Tread compound selection remains a key ingredient for a driver's success. "You can go buy a $50,000 motor and put in your race car and you might pick up a couple of tenths (of a second in lap times)," Wright says. "You buy the right compound tires, and you can pick up a half second."
Veteran drivers agree that today's cars drive much better than the older ones, but Smith admits that the drastic body roll that is common nowadays would spook someone who has not been competing on dirt regularly.

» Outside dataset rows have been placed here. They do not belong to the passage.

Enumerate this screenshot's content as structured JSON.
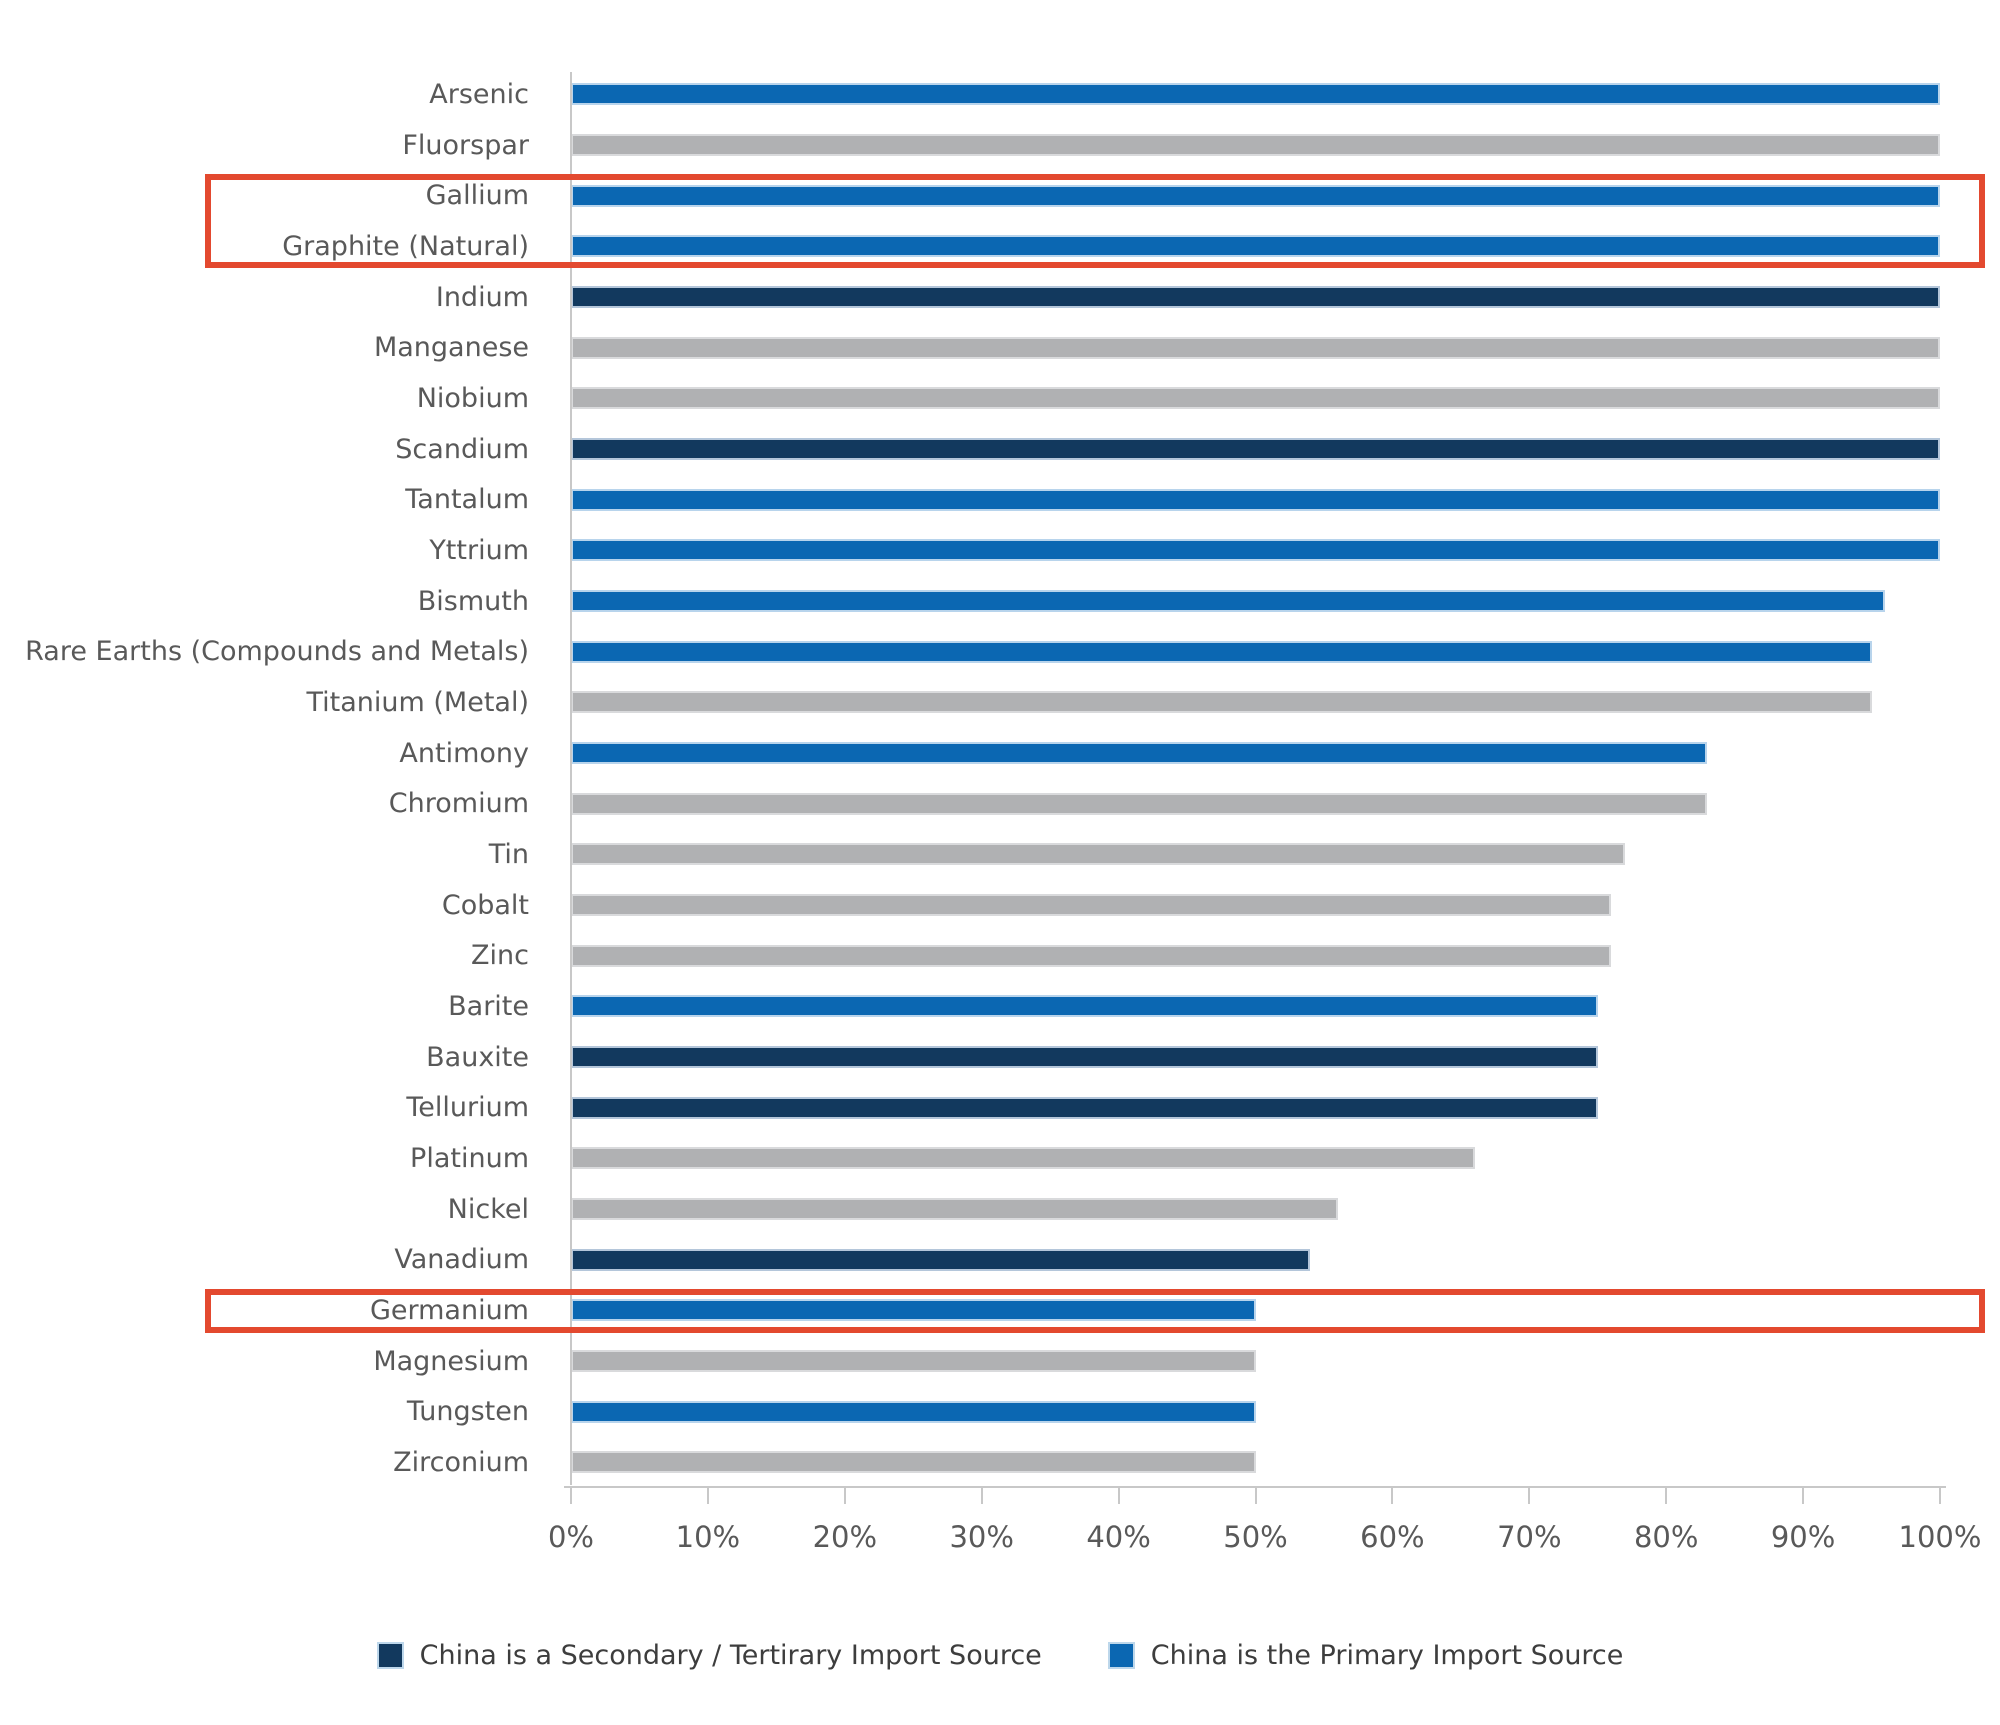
{
  "chart_data": {
    "type": "bar",
    "orientation": "horizontal",
    "title": "",
    "xlabel": "",
    "ylabel": "",
    "xlim": [
      0,
      100
    ],
    "grid": false,
    "legend_position": "bottom-center",
    "bars": [
      {
        "label": "Arsenic",
        "value": 100,
        "group": "primary"
      },
      {
        "label": "Fluorspar",
        "value": 100,
        "group": "other"
      },
      {
        "label": "Gallium",
        "value": 100,
        "group": "primary"
      },
      {
        "label": "Graphite (Natural)",
        "value": 100,
        "group": "primary"
      },
      {
        "label": "Indium",
        "value": 100,
        "group": "secondary"
      },
      {
        "label": "Manganese",
        "value": 100,
        "group": "other"
      },
      {
        "label": "Niobium",
        "value": 100,
        "group": "other"
      },
      {
        "label": "Scandium",
        "value": 100,
        "group": "secondary"
      },
      {
        "label": "Tantalum",
        "value": 100,
        "group": "primary"
      },
      {
        "label": "Yttrium",
        "value": 100,
        "group": "primary"
      },
      {
        "label": "Bismuth",
        "value": 96,
        "group": "primary"
      },
      {
        "label": "Rare Earths (Compounds and Metals)",
        "value": 95,
        "group": "primary"
      },
      {
        "label": "Titanium (Metal)",
        "value": 95,
        "group": "other"
      },
      {
        "label": "Antimony",
        "value": 83,
        "group": "primary"
      },
      {
        "label": "Chromium",
        "value": 83,
        "group": "other"
      },
      {
        "label": "Tin",
        "value": 77,
        "group": "other"
      },
      {
        "label": "Cobalt",
        "value": 76,
        "group": "other"
      },
      {
        "label": "Zinc",
        "value": 76,
        "group": "other"
      },
      {
        "label": "Barite",
        "value": 75,
        "group": "primary"
      },
      {
        "label": "Bauxite",
        "value": 75,
        "group": "secondary"
      },
      {
        "label": "Tellurium",
        "value": 75,
        "group": "secondary"
      },
      {
        "label": "Platinum",
        "value": 66,
        "group": "other"
      },
      {
        "label": "Nickel",
        "value": 56,
        "group": "other"
      },
      {
        "label": "Vanadium",
        "value": 54,
        "group": "secondary"
      },
      {
        "label": "Germanium",
        "value": 50,
        "group": "primary"
      },
      {
        "label": "Magnesium",
        "value": 50,
        "group": "other"
      },
      {
        "label": "Tungsten",
        "value": 50,
        "group": "primary"
      },
      {
        "label": "Zirconium",
        "value": 50,
        "group": "other"
      }
    ],
    "x_ticks": [
      {
        "value": 0,
        "label": "0%"
      },
      {
        "value": 10,
        "label": "10%"
      },
      {
        "value": 20,
        "label": "20%"
      },
      {
        "value": 30,
        "label": "30%"
      },
      {
        "value": 40,
        "label": "40%"
      },
      {
        "value": 50,
        "label": "50%"
      },
      {
        "value": 60,
        "label": "60%"
      },
      {
        "value": 70,
        "label": "70%"
      },
      {
        "value": 80,
        "label": "80%"
      },
      {
        "value": 90,
        "label": "90%"
      },
      {
        "value": 100,
        "label": "100%"
      }
    ],
    "legend": [
      {
        "label": "China is a Secondary / Tertirary Import Source",
        "group": "secondary",
        "color": "#12395E"
      },
      {
        "label": "China is the Primary Import Source",
        "group": "primary",
        "color": "#0B67B2"
      }
    ],
    "colors": {
      "primary": "#0B67B2",
      "secondary": "#12395E",
      "other": "#B0B1B3",
      "highlight_box": "#E3492F",
      "axis": "#C8C8C8",
      "label_text": "#595959"
    },
    "highlights": [
      {
        "labels": [
          "Gallium",
          "Graphite (Natural)"
        ]
      },
      {
        "labels": [
          "Germanium"
        ]
      }
    ]
  }
}
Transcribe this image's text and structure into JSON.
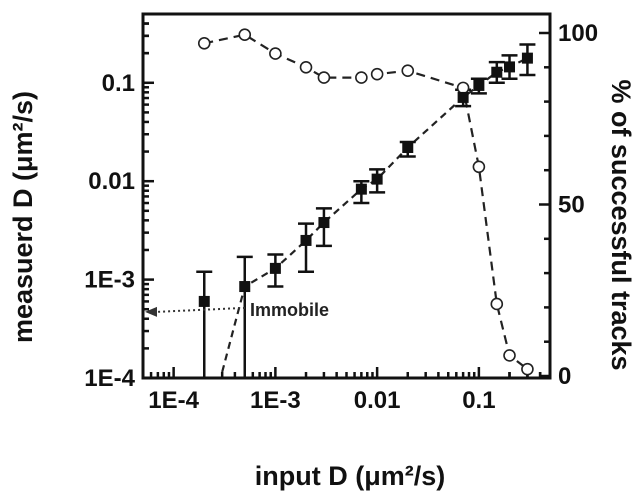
{
  "chart_data": {
    "type": "scatter",
    "xlabel": "input D (μm²/s)",
    "ylabel_left": "measuerd D (μm²/s)",
    "ylabel_right": "% of successful tracks",
    "x_scale": "log",
    "y_left_scale": "log",
    "y_right_scale": "linear",
    "xlim": [
      5e-05,
      0.5
    ],
    "ylim_left": [
      0.0001,
      0.5
    ],
    "ylim_right": [
      0,
      100
    ],
    "x_ticks": [
      0.0001,
      0.001,
      0.01,
      0.1
    ],
    "x_tick_labels": [
      "1E-4",
      "1E-3",
      "0.01",
      "0.1"
    ],
    "y_left_ticks": [
      0.0001,
      0.001,
      0.01,
      0.1
    ],
    "y_left_tick_labels": [
      "1E-4",
      "1E-3",
      "0.01",
      "0.1"
    ],
    "y_right_ticks": [
      0,
      50,
      100
    ],
    "y_right_tick_labels": [
      "0",
      "50",
      "100"
    ],
    "grid": false,
    "series": [
      {
        "marker": "filled-square",
        "axis": "left",
        "line": "dashed",
        "x": [
          0.0002,
          0.0005,
          0.001,
          0.002,
          0.003,
          0.007,
          0.01,
          0.02,
          0.07,
          0.1,
          0.15,
          0.2,
          0.3
        ],
        "y": [
          0.0006,
          0.00085,
          0.0013,
          0.0025,
          0.0038,
          0.0083,
          0.0105,
          0.022,
          0.071,
          0.094,
          0.128,
          0.145,
          0.178
        ],
        "err_low": [
          0.0001,
          0.0001,
          0.00085,
          0.0012,
          0.0022,
          0.006,
          0.0077,
          0.0178,
          0.058,
          0.078,
          0.1,
          0.11,
          0.12
        ],
        "err_high": [
          0.0012,
          0.0017,
          0.0018,
          0.0037,
          0.0053,
          0.01,
          0.0132,
          0.025,
          0.085,
          0.11,
          0.162,
          0.19,
          0.245
        ]
      },
      {
        "marker": "open-circle",
        "axis": "right",
        "line": "dashed",
        "x": [
          0.0002,
          0.0005,
          0.001,
          0.002,
          0.003,
          0.007,
          0.01,
          0.02,
          0.07,
          0.1,
          0.15,
          0.2,
          0.3
        ],
        "y": [
          97,
          99.5,
          94,
          90,
          87,
          87,
          88,
          89,
          84,
          61,
          21,
          6,
          2
        ]
      }
    ],
    "annotations": [
      {
        "text": "Immobile",
        "arrow": "dotted-left",
        "target_y": 0.00047
      }
    ]
  }
}
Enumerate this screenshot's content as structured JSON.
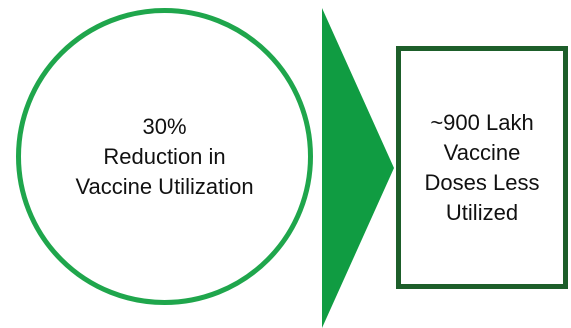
{
  "circle": {
    "lines": [
      "30%",
      "Reduction in",
      "Vaccine Utilization"
    ],
    "border_color": "#1fa64c"
  },
  "arrow": {
    "color": "#109c42"
  },
  "box": {
    "lines": [
      "~900 Lakh",
      "Vaccine",
      "Doses Less",
      "Utilized"
    ],
    "border_color": "#1d5e2a"
  }
}
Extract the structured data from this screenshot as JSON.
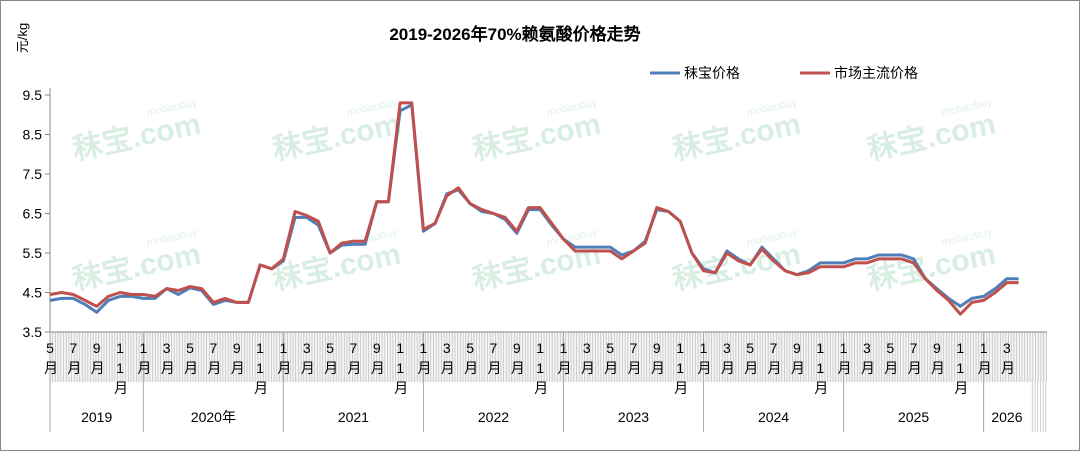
{
  "chart_data": {
    "type": "line",
    "title": "2019-2026年70%赖氨酸价格走势",
    "ylabel": "元/kg",
    "xlabel": "",
    "ylim": [
      3.5,
      9.8
    ],
    "yticks": [
      "3.5",
      "4.5",
      "5.5",
      "6.5",
      "7.5",
      "8.5",
      "9.5"
    ],
    "grid": false,
    "legend_placement": "top-right",
    "watermark": "秣宝.com mobaobuy",
    "x_start": "2019-05",
    "x_end": "2026-04",
    "x_tick_labels": [
      "5月",
      "7月",
      "9月",
      "11月",
      "1月",
      "3月",
      "5月",
      "7月",
      "9月",
      "11月",
      "1月",
      "3月",
      "5月",
      "7月",
      "9月",
      "11月",
      "1月",
      "3月",
      "5月",
      "7月",
      "9月",
      "11月",
      "1月",
      "3月",
      "5月",
      "7月",
      "9月",
      "11月",
      "1月",
      "3月",
      "5月",
      "7月",
      "9月",
      "11月",
      "1月",
      "3月",
      "5月",
      "7月",
      "9月",
      "11月",
      "1月",
      "3月"
    ],
    "year_labels": [
      "2019",
      "2020年",
      "2021",
      "2022",
      "2023",
      "2024",
      "2025",
      "2026"
    ],
    "x": [
      "2019-05",
      "2019-06",
      "2019-07",
      "2019-08",
      "2019-09",
      "2019-10",
      "2019-11",
      "2019-12",
      "2020-01",
      "2020-02",
      "2020-03",
      "2020-04",
      "2020-05",
      "2020-06",
      "2020-07",
      "2020-08",
      "2020-09",
      "2020-10",
      "2020-11",
      "2020-12",
      "2021-01",
      "2021-02",
      "2021-03",
      "2021-04",
      "2021-05",
      "2021-06",
      "2021-07",
      "2021-08",
      "2021-09",
      "2021-10",
      "2021-11",
      "2021-12",
      "2022-01",
      "2022-02",
      "2022-03",
      "2022-04",
      "2022-05",
      "2022-06",
      "2022-07",
      "2022-08",
      "2022-09",
      "2022-10",
      "2022-11",
      "2022-12",
      "2023-01",
      "2023-02",
      "2023-03",
      "2023-04",
      "2023-05",
      "2023-06",
      "2023-07",
      "2023-08",
      "2023-09",
      "2023-10",
      "2023-11",
      "2023-12",
      "2024-01",
      "2024-02",
      "2024-03",
      "2024-04",
      "2024-05",
      "2024-06",
      "2024-07",
      "2024-08",
      "2024-09",
      "2024-10",
      "2024-11",
      "2024-12",
      "2025-01",
      "2025-02",
      "2025-03",
      "2025-04",
      "2025-05",
      "2025-06",
      "2025-07",
      "2025-08",
      "2025-09",
      "2025-10",
      "2025-11",
      "2025-12",
      "2026-01",
      "2026-02",
      "2026-03",
      "2026-04"
    ],
    "series": [
      {
        "name": "秣宝价格",
        "color": "#4f7fb8",
        "values": [
          4.3,
          4.35,
          4.35,
          4.2,
          4.0,
          4.3,
          4.4,
          4.4,
          4.35,
          4.35,
          4.6,
          4.45,
          4.62,
          4.55,
          4.2,
          4.3,
          4.25,
          4.25,
          5.2,
          5.1,
          5.3,
          6.4,
          6.4,
          6.2,
          5.5,
          5.7,
          5.72,
          5.72,
          6.8,
          6.8,
          9.1,
          9.25,
          6.05,
          6.25,
          7.0,
          7.1,
          6.75,
          6.55,
          6.5,
          6.35,
          6.0,
          6.6,
          6.6,
          6.2,
          5.85,
          5.65,
          5.65,
          5.65,
          5.65,
          5.45,
          5.55,
          5.8,
          6.6,
          6.55,
          6.3,
          5.5,
          5.1,
          5.0,
          5.55,
          5.35,
          5.2,
          5.65,
          5.35,
          5.05,
          4.95,
          5.05,
          5.25,
          5.25,
          5.25,
          5.35,
          5.35,
          5.45,
          5.45,
          5.45,
          5.35,
          4.85,
          4.6,
          4.35,
          4.15,
          4.35,
          4.4,
          4.6,
          4.85,
          4.85
        ]
      },
      {
        "name": "市场主流价格",
        "color": "#c0504d",
        "values": [
          4.45,
          4.5,
          4.45,
          4.3,
          4.15,
          4.4,
          4.5,
          4.45,
          4.45,
          4.4,
          4.6,
          4.55,
          4.65,
          4.6,
          4.25,
          4.35,
          4.25,
          4.25,
          5.2,
          5.1,
          5.35,
          6.55,
          6.45,
          6.3,
          5.5,
          5.75,
          5.8,
          5.8,
          6.8,
          6.8,
          9.3,
          9.3,
          6.1,
          6.25,
          6.95,
          7.15,
          6.75,
          6.6,
          6.5,
          6.4,
          6.05,
          6.65,
          6.65,
          6.25,
          5.85,
          5.55,
          5.55,
          5.55,
          5.55,
          5.35,
          5.55,
          5.75,
          6.65,
          6.55,
          6.3,
          5.5,
          5.05,
          5.0,
          5.5,
          5.3,
          5.2,
          5.6,
          5.3,
          5.05,
          4.95,
          5.0,
          5.15,
          5.15,
          5.15,
          5.25,
          5.25,
          5.35,
          5.35,
          5.35,
          5.25,
          4.85,
          4.55,
          4.3,
          3.95,
          4.25,
          4.3,
          4.5,
          4.75,
          4.75
        ]
      }
    ]
  }
}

"If you get a driver that drove 10 years ago and put him in a car now, he wouldn't drive it," he says. "He's never experienced anything like that in his life. But you take a young guy that's never drove a race car, he's at home. He don't know any different. It takes anybody some time to get used to this thing."
A long-legged shock that opens quickly and compresses more slowly is the key to the radical body roll. As the left side rises, changes in the suspension geometry actually cause the left-side wheelbase to contract, making the car turn. Driver preferences vary, but few successful drivers set up their cars to corner as flat as they used to-and as pavement cars still do.
"They drive better than you think they will," Smith notes. "They transfer the weight so much quicker like that. It sticks the wheels so much harder."
What's Next?The sport has a strong core group of competitors and fans. Smith believes dirt Late Model racing is only a couple of big-money sponsors and a television-exposure deal away from breaking out as a major form of racing.
No matter what may happen with the future popularity and growth of dirt Late Model racing, it's likely the cars will continue to change.